Why does the image of Che Guevara persist? Toronto-based conceptual photographer Barbara Astman asks this question through her spare and elegant show at the Corkin Gallery.

She’s used both performance and the body extensively in her art. The two are combined here in a deceptively simple process: Astman, wearing a Che Guevara T-shirt, took a series of Polaroids of herself dancing.

They resemble stills from an implied film strip in which Che’s face, photographed in a wary, sideways glance, is distorted by the movement of her dancing body.

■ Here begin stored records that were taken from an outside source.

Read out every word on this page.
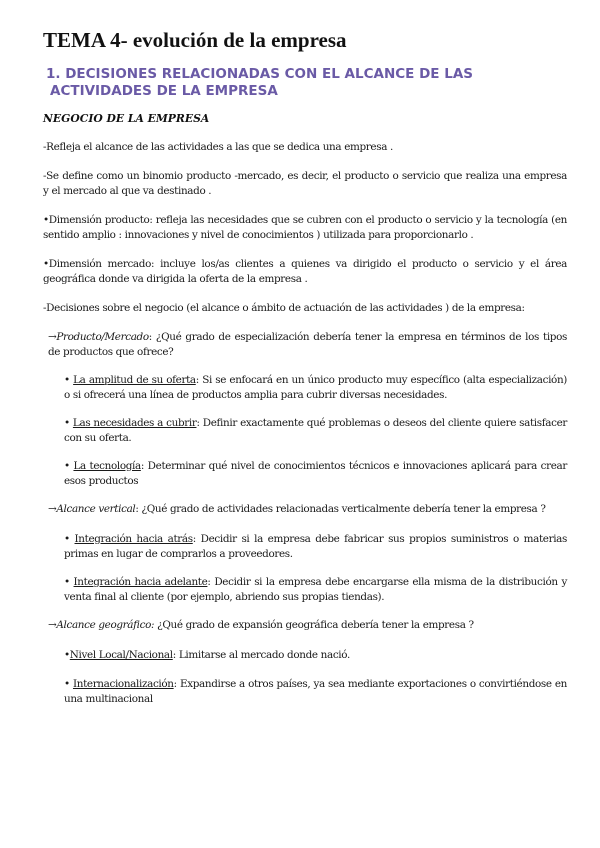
TEMA 4- evolución de la empresa
1. DECISIONES RELACIONADAS CON EL ALCANCE DE LAS
ACTIVIDADES DE LA EMPRESA
NEGOCIO DE LA EMPRESA

-Refleja el alcance de las actividades a las que se dedica una empresa .

-Se define como un binomio producto -mercado, es decir, el producto o servicio que realiza una empresa y el mercado al que va destinado .

•Dimensión producto: refleja las necesidades que se cubren con el producto o servicio y la tecnología (en sentido amplio : innovaciones y nivel de conocimientos ) utilizada para proporcionarlo .

•Dimensión mercado: incluye los/as clientes a quienes va dirigido el producto o servicio y el área geográfica donde va dirigida la oferta de la empresa .

-Decisiones sobre el negocio (el alcance o ámbito de actuación de las actividades ) de la empresa:

→Producto/Mercado: ¿Qué grado de especialización debería tener la empresa en términos de los tipos de productos que ofrece?

• La amplitud de su oferta: Si se enfocará en un único producto muy específico (alta especialización) o si ofrecerá una línea de productos amplia para cubrir diversas necesidades.

• Las necesidades a cubrir: Definir exactamente qué problemas o deseos del cliente quiere satisfacer con su oferta.

• La tecnología: Determinar qué nivel de conocimientos técnicos e innovaciones aplicará para crear esos productos

→Alcance vertical: ¿Qué grado de actividades relacionadas verticalmente debería tener la empresa ?

• Integración hacia atrás: Decidir si la empresa debe fabricar sus propios suministros o materias primas en lugar de comprarlos a proveedores.

• Integración hacia adelante: Decidir si la empresa debe encargarse ella misma de la distribución y venta final al cliente (por ejemplo, abriendo sus propias tiendas).

→Alcance geográfico: ¿Qué grado de expansión geográfica debería tener la empresa ?

•Nivel Local/Nacional: Limitarse al mercado donde nació.

• Internacionalización: Expandirse a otros países, ya sea mediante exportaciones o convirtiéndose en una multinacional
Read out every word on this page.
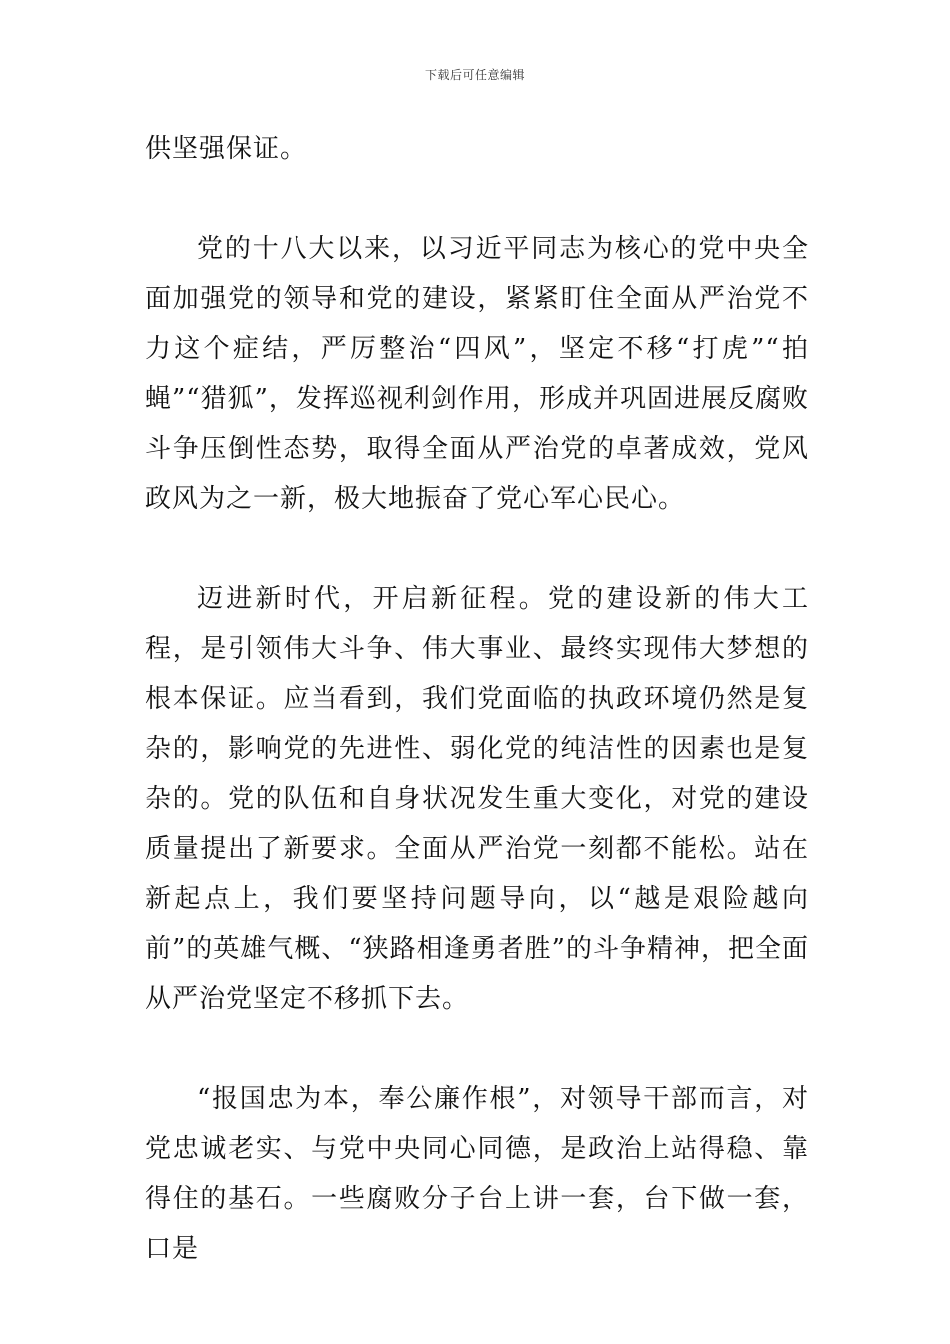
下载后可任意编辑

供坚强保证。

党的十八大以来，以习近平同志为核心的党中央全面加强党的领导和党的建设，紧紧盯住全面从严治党不力这个症结，严厉整治“四风”，坚定不移“打虎”“拍蝇”“猎狐”，发挥巡视利剑作用，形成并巩固进展反腐败斗争压倒性态势，取得全面从严治党的卓著成效，党风政风为之一新，极大地振奋了党心军心民心。

迈进新时代，开启新征程。党的建设新的伟大工程，是引领伟大斗争、伟大事业、最终实现伟大梦想的根本保证。应当看到，我们党面临的执政环境仍然是复杂的，影响党的先进性、弱化党的纯洁性的因素也是复杂的。党的队伍和自身状况发生重大变化，对党的建设质量提出了新要求。全面从严治党一刻都不能松。站在新起点上，我们要坚持问题导向，以“越是艰险越向前”的英雄气概、“狭路相逢勇者胜”的斗争精神，把全面从严治党坚定不移抓下去。

“报国忠为本，奉公廉作根”，对领导干部而言，对党忠诚老实、与党中央同心同德，是政治上站得稳、靠得住的基石。一些腐败分子台上讲一套，台下做一套，口是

Astman appears to be underscoring a huge cognitive dissonance. The image of Che, monetized to the extreme over the last four decades on everything from mugs to wallets and key chains (his heroic forward-looking portrait has been called the most famous photograph in the world), is less the face of Marxism than that of late capitalism.

It seems, in fact, that Guevara’s image is popular as the sexy signifier of an intense life, a life lived fully and dangerously according to autonomous principles. Che could sell luxury cars, in other words, his original message be damned.

Call it the sublation of Che: his face symbolizes revolutionary action remade as spectacle. Astman pointedly replaces the heroic Che with a more ambivalent one. “What’s going on?” he seems to be asking.

On a formal level, the aesthetics of Astman’s vintage images (Polaroids are fast becoming the new tintype) recall the heady Fluxus era of the late 60s, when conceptualism and radical performance were in full swing. Astman’s dancing could be read as a celebration of – or a mournful tribute to – a bygone age when images weren’t instantly appropriated by capital.

Astman’s related installation, Dancing With Che: Enter Through The Gift Shop, runs at MOCCA to August 11.